Denver City Council passed the Denver Flavor Ban 8 to 3 on Monday, December 6, 2021. Rather than upholding the ordinance, Mayor Hancock chose to veto, forgoing his opportunity to be a national leader by passing a flavor ban without the problematic menthol exemption that so many others have. 

This ordinance protects the health and safety of our most vulnerable populations who are often left out of public debate and policy making. Tobacco use is one of the most serious, yet preventable health crises facing LGBTQ youth. Banning the sale of all flavored tobacco products, including menthol, is a common-sense reform that would decrease the health disparities that impact the LGBTQ community, including LGBTQ youth and young adults. Consider these equally concerning statistics: 

  • More than 4 out of five young adults ages 18 to 24 who have ever used tobacco reported that their first product was flavored. –Truth Initiative, Flavored Tobacco
  • In Colorado, transgender youth have reported using menthol at almost double the rate of cisgender youth. –Health Kids CO Survey
  • In Colorado, gay and lesbian youth use menthol at nearly double the rate of their heterosexual peers. –Health Kids CO Survey
  • Tobacco companies have a long history of disproportionately targeting LGBTQ communities through event sponsorship, promotions, giveaways and advertising. –American Lung Association
  • Nationally, more than one million youth use menthol e-cigarettes. –Tobacco Free Kids

LGBTQ youth continue to use flavored tobacco and menthol products at more than double the rate of their heterosexual and cisgender peers. Information about the health disparities correlated with smoking are not novel. The immense, targeted tobacco advertising aimed at our community has become a source of frustration for all of us who work to improve the future for LGBTQ Coloradans. From print advertising to billboards to product marketing inside bars and clubs, tobacco companies know they have had fertile ground to hook LGBTQ people at a rate higher than the non-LGBTQ population.

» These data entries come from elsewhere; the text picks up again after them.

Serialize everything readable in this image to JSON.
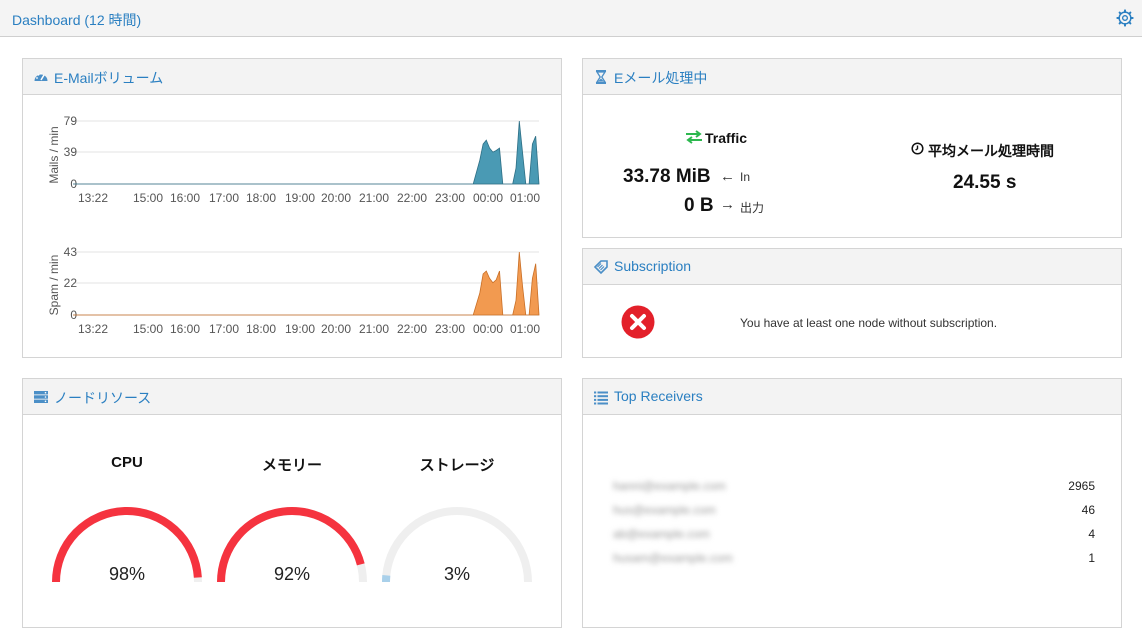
{
  "header": {
    "title": "Dashboard (12 時間)",
    "settings_icon": "gear-icon"
  },
  "volume_panel": {
    "title": "E-Mailボリューム",
    "icon": "dashboard-icon",
    "mail_chart": {
      "ylabel": "Mails / min",
      "yticks": [
        "79",
        "39",
        "0"
      ],
      "xticks": [
        "13:22",
        "15:00",
        "16:00",
        "17:00",
        "18:00",
        "19:00",
        "20:00",
        "21:00",
        "22:00",
        "23:00",
        "00:00",
        "01:00"
      ]
    },
    "spam_chart": {
      "ylabel": "Spam / min",
      "yticks": [
        "43",
        "22",
        "0"
      ],
      "xticks": [
        "13:22",
        "15:00",
        "16:00",
        "17:00",
        "18:00",
        "19:00",
        "20:00",
        "21:00",
        "22:00",
        "23:00",
        "00:00",
        "01:00"
      ]
    }
  },
  "chart_data": [
    {
      "type": "area",
      "title": "",
      "ylabel": "Mails / min",
      "ylim": [
        0,
        79
      ],
      "color": "#4a9ab4",
      "x": [
        "13:22",
        "23:10",
        "23:30",
        "23:40",
        "23:45",
        "23:50",
        "23:55",
        "00:00",
        "00:05",
        "00:10",
        "00:15",
        "00:20",
        "00:25",
        "00:30",
        "00:35",
        "00:40",
        "00:45",
        "00:50",
        "00:55",
        "01:00",
        "01:05",
        "01:10"
      ],
      "values": [
        0,
        0,
        0,
        30,
        50,
        55,
        45,
        40,
        42,
        45,
        0,
        0,
        0,
        0,
        20,
        79,
        40,
        0,
        0,
        50,
        60,
        0
      ]
    },
    {
      "type": "area",
      "title": "",
      "ylabel": "Spam / min",
      "ylim": [
        0,
        43
      ],
      "color": "#f29a50",
      "x": [
        "13:22",
        "23:10",
        "23:30",
        "23:40",
        "23:45",
        "23:50",
        "23:55",
        "00:00",
        "00:05",
        "00:10",
        "00:15",
        "00:20",
        "00:25",
        "00:30",
        "00:35",
        "00:40",
        "00:45",
        "00:50",
        "00:55",
        "01:00",
        "01:05",
        "01:10"
      ],
      "values": [
        0,
        0,
        0,
        15,
        28,
        30,
        25,
        22,
        24,
        30,
        0,
        0,
        0,
        0,
        10,
        43,
        20,
        0,
        0,
        25,
        35,
        0
      ]
    }
  ],
  "processing_panel": {
    "title": "Eメール処理中",
    "icon": "hourglass-icon",
    "traffic_label": "Traffic",
    "traffic_icon": "transfer-arrows-icon",
    "in_value": "33.78 MiB",
    "in_label": "In",
    "out_value": "0 B",
    "out_label": "出力",
    "avg_label": "平均メール処理時間",
    "avg_icon": "clock-icon",
    "avg_value": "24.55 s"
  },
  "subscription_panel": {
    "title": "Subscription",
    "icon": "tag-icon",
    "message": "You have at least one node without subscription.",
    "status_icon": "error-x-icon",
    "status_color": "#e3202a"
  },
  "resources_panel": {
    "title": "ノードリソース",
    "icon": "server-icon",
    "gauges": [
      {
        "label": "CPU",
        "value": "98%",
        "fraction": 0.98,
        "color": "#f5333f"
      },
      {
        "label": "メモリー",
        "value": "92%",
        "fraction": 0.92,
        "color": "#f5333f"
      },
      {
        "label": "ストレージ",
        "value": "3%",
        "fraction": 0.03,
        "color": "#a9d0ea"
      }
    ]
  },
  "receivers_panel": {
    "title": "Top Receivers",
    "icon": "list-icon",
    "rows": [
      {
        "email": "hanni@example.com",
        "count": "2965"
      },
      {
        "email": "hus@example.com",
        "count": "46"
      },
      {
        "email": "ab@example.com",
        "count": "4"
      },
      {
        "email": "husam@example.com",
        "count": "1"
      }
    ]
  }
}
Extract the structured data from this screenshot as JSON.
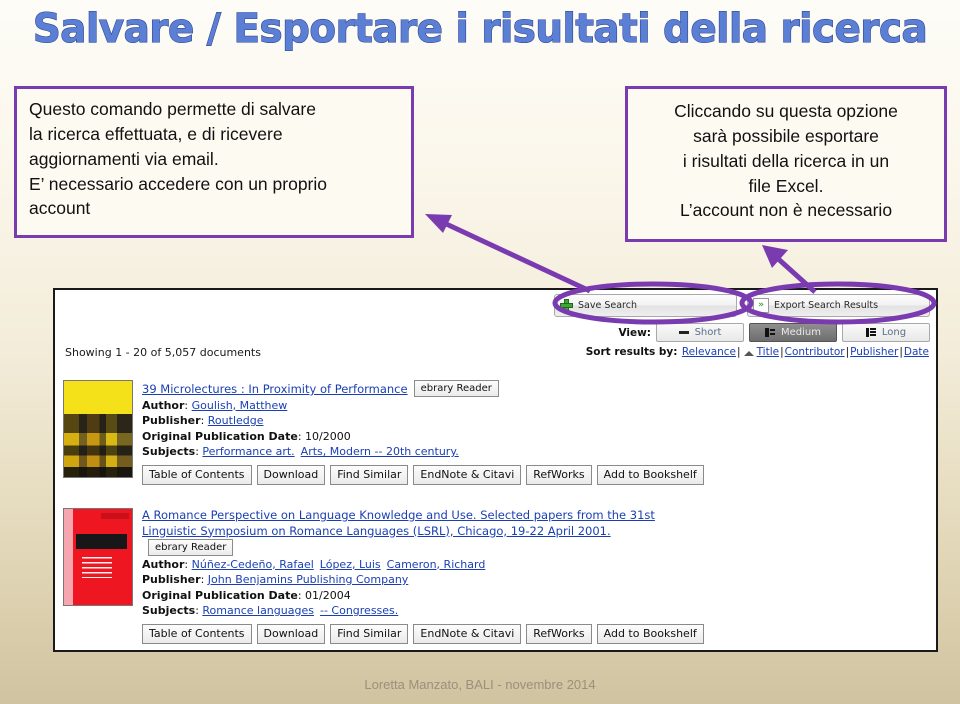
{
  "slide": {
    "title": "Salvare / Esportare i risultati della ricerca",
    "title_color": "#5b7fd4",
    "title_outline_color": "#2b3f8c",
    "accent_color": "#7b3bb0",
    "footer": "Loretta Manzato, BALI - novembre 2014"
  },
  "callout_left": {
    "line1": "Questo comando permette di salvare",
    "line2": "la ricerca effettuata, e di ricevere",
    "line3": "aggiornamenti via email.",
    "line4": "E’ necessario accedere con un proprio",
    "line5": "account"
  },
  "callout_right": {
    "line1": "Cliccando  su questa opzione",
    "line2": "sarà possibile esportare",
    "line3": "i risultati della ricerca in un",
    "line4": "file Excel.",
    "line5": "L’account non è necessario"
  },
  "screenshot": {
    "toolbar": {
      "save_search_label": "Save Search",
      "save_search_icon": "green-plus-icon",
      "export_results_label": "Export Search Results",
      "export_results_icon": "export-chevrons-icon",
      "view_label": "View:",
      "view_options": [
        {
          "label": "Short",
          "icon": "view-short-icon",
          "active": false
        },
        {
          "label": "Medium",
          "icon": "view-medium-icon",
          "active": true
        },
        {
          "label": "Long",
          "icon": "view-long-icon",
          "active": false
        }
      ],
      "sort_label": "Sort results by:",
      "sort_options": [
        "Relevance",
        "Title",
        "Contributor",
        "Publisher",
        "Date"
      ],
      "sort_active": "Title",
      "sort_caret_icon": "sort-ascending-caret-icon",
      "separator": "|"
    },
    "showing": "Showing 1 - 20 of 5,057 documents",
    "results": [
      {
        "title": "39 Microlectures : In Proximity of Performance",
        "reader_badge": "ebrary Reader",
        "author_label": "Author",
        "authors": [
          "Goulish, Matthew"
        ],
        "publisher_label": "Publisher",
        "publishers": [
          "Routledge"
        ],
        "date_label": "Original Publication Date",
        "date": "10/2000",
        "subjects_label": "Subjects",
        "subjects": [
          "Performance art.",
          "Arts, Modern -- 20th century."
        ],
        "cover": "yellow-mosaic-book-cover",
        "actions": [
          "Table of Contents",
          "Download",
          "Find Similar",
          "EndNote & Citavi",
          "RefWorks",
          "Add to Bookshelf"
        ]
      },
      {
        "title": "A Romance Perspective on Language Knowledge and Use. Selected papers from the 31st Linguistic Symposium on Romance Languages (LSRL), Chicago, 19-22 April 2001.",
        "reader_badge": "ebrary Reader",
        "author_label": "Author",
        "authors": [
          "Núñez-Cedeño, Rafael",
          "López, Luis",
          "Cameron, Richard"
        ],
        "publisher_label": "Publisher",
        "publishers": [
          "John Benjamins Publishing Company"
        ],
        "date_label": "Original Publication Date",
        "date": "01/2004",
        "subjects_label": "Subjects",
        "subjects": [
          "Romance languages",
          "-- Congresses."
        ],
        "cover": "red-book-cover",
        "actions": [
          "Table of Contents",
          "Download",
          "Find Similar",
          "EndNote & Citavi",
          "RefWorks",
          "Add to Bookshelf"
        ]
      }
    ]
  },
  "annotations": {
    "ellipse_save_search": "purple-ellipse-highlight",
    "ellipse_export_results": "purple-ellipse-highlight",
    "arrow_to_left_callout": "purple-arrow",
    "arrow_to_right_callout": "purple-arrow"
  }
}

“We must protect LGBTQ youth from the exploitative practices of the tobacco industry. Tobacco companies market and utilize flavors to hook youth. The Flavor Ban addresses an ongoing public health crisis by removing flavored tobacco products and prioritizing the health of the next generation over the profits of the industry. LGBTQ youth have faced many obstacles, including experiencing the stressors of a global pandemic and a loss of connection with their peers. Finding healthy ways to cope can be challenging without also having to deal with an addiction to nicotine through flavored tobacco products. We owe it to Denver’s youth to create opportunities for them to thrive and lead healthy lives, and I encourage Denver City Council to fully support The Flavor Ban.” Nadine Bridges, Executive Director, One Colorado

“Throughout this entire process, the power and influence the tobacco industry has exerted has been overwhelming. As civil servants, members of the Denver City Council and the Mayor have an obligation to disrupt this pattern of exploitation that has continuously harmed LGBTQ Coloradans. More than 40 letters from LGBTQ youth were sent to City Council members, in addition to multiple meetings, phone calls, and emails calling on the City Council to support this ordinance. We urge the Denver City Council to override the Mayor’s veto and once again pass this public health ordinance.”Branden Shafer, Political and Organizing Manager, One Colorado

Putting a stop to the sale of flavored tobacco products within the city of Denver is necessary to improve the health of people who visit, live in, or work in our city, including the ever growing number of those within the LGBTQ community who call Denver home. It is clear that the benefits of this positive reform would be seen for decades to come. We expect city leaders to continue to put public health ahead of deep-pocketed special interests.